Возвращение (Бабернов) - страница 81

Далее, я стал свидетелем совсем уж из ряда вон выходящего события. Свинцовые тучи расступились. Почти минуту город купался в солнечном свете. Весёлые лучи раскидали по лужам праздничные блики, коснулись лиц прохожих, лизнули фасады домов.

Я застыл на месте. Калиновск не часто выглядит так приветливо. Даже я сказал бы, не часто так оживает. Парадокс, но в дни, когда здесь не идёт дождь, небо всё равно задёрнуто облаками, заводские трубы и горящие помойки делают атмосферу похожей на последний день Помпеи. Оттого и на лицах горожан чаще, чем другие эмоции, можно встретить агрессию или обречённость.

Солнце, спохватившись, спряталось за облаками. Моментально разразился мелкий дождь. Вернулась привычная серая дымка. Я обошёл площадь по периметру. Двое помятых мужичков укрывшихся за памятником проводили меня тупым взглядом. Один держал за горлышко початую чекушку, другой, отвернувшись к обелиску, возился с ширинкой.

Я миновал любителей зодчества, но чувствовал спиной мутные глаза, пока не свернул за угол. Ирония судьбы, я оказался во дворе того самого дома. Дома, с которого всё началось. Или вернее, на его крыше всё кончилось.

В ту ночь кто-то из припозднившихся жильцов, наткнулся на её тело. Вызвал милицию. Меня нашли на крыше час спустя. Говорят — придя в себя, я бросился на следователя. Обвинял его, что он толкнул меня. Я этого не помню. Словно из тумана всплывает больничная палата. Невероятная тяжесть в голове.
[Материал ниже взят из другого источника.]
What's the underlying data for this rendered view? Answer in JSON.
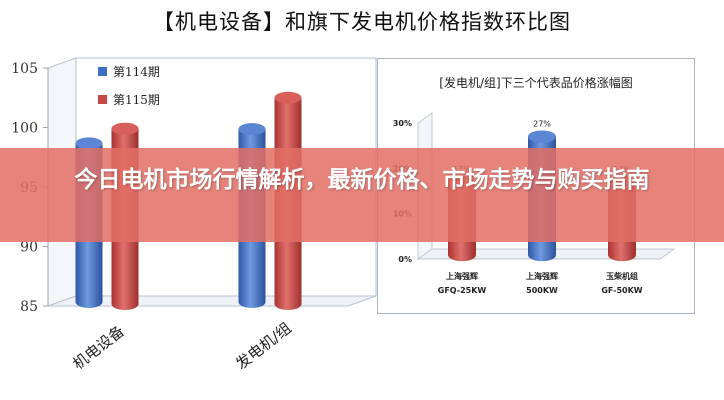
{
  "page": {
    "title": "【机电设备】和旗下发电机价格指数环比图",
    "banner": "今日电机市场行情解析，最新价格、市场走势与购买指南"
  },
  "chart_data": [
    {
      "type": "bar",
      "title": "【机电设备】和旗下发电机价格指数环比图",
      "categories": [
        "机电设备",
        "发电机/组"
      ],
      "series": [
        {
          "name": "第114期",
          "values": [
            98.5,
            99.7
          ],
          "color": "#3f6fc4"
        },
        {
          "name": "第115期",
          "values": [
            99.4,
            102.0
          ],
          "color": "#c94846"
        }
      ],
      "ylim": [
        85,
        105
      ],
      "yticks": [
        85,
        90,
        95,
        100,
        105
      ],
      "legend": "top-left",
      "grid": false
    },
    {
      "type": "bar",
      "title": "[发电机/组]下三个代表品价格涨幅图",
      "categories": [
        "上海强辉",
        "上海强辉",
        "玉柴机组"
      ],
      "subcategories": [
        "GFQ-25KW",
        "500KW",
        "GF-50KW"
      ],
      "values": [
        17,
        27,
        17
      ],
      "value_labels": [
        "17%",
        "27%",
        "17%"
      ],
      "ylim": [
        0,
        30
      ],
      "yticks": [
        "0%",
        "10%",
        "20%",
        "30%"
      ],
      "colors": [
        "#c94846",
        "#3f6fc4",
        "#c94846"
      ],
      "legend": "none"
    }
  ]
}
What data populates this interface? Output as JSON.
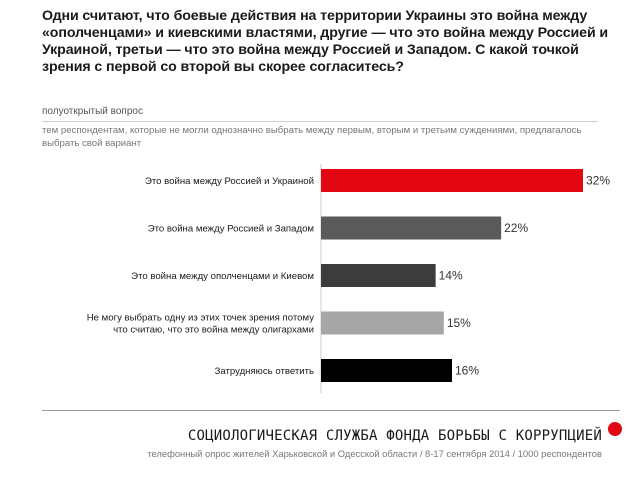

Частые приступы, когда глаза от боли лезут из орбит, а в висках колотит взбесившийся молот. Невзрачный человечек — двойник Барыбина — пытающийся выяснить, что произошло в ту ночь, в каких отношениях мы были с потерпевшей, не употребляли ли мы определённых веществ. Потом слякотный день — конец февраля или начало марта — пустая квартира, объёмная фура. Меня увозили от греха подальше. Так решила семья. Ещё несколько встреч с невзрачным человечком. Армия… И всё! Другая жизнь. Жизнь без прошлого. Жизнь, где воспоминания тщательно законсервированы и упрятаны на самые дальние полки. Но кто-то или что-то затронул старые запасы. Когда? На вокзале? В доме Игоря? Или они всегда были со мной? Гонимые и отбрасываемые пасынки памяти, они всё-таки нашли способ заявить о себе.

Где-то здесь лежало её тело. Заляпанный грязью жёлто-синий «уазик» плевался фиолетовы-ми вспышками. Водитель дремал, откинувшись на сидение. Второй человек, я разглядел тусклые звёздочки на погонах, брезгливо тронул её носком ботинка.

— Готова! — крикнул он напарнику. — Черепушка вдребезги. Связывайся с дежуркой.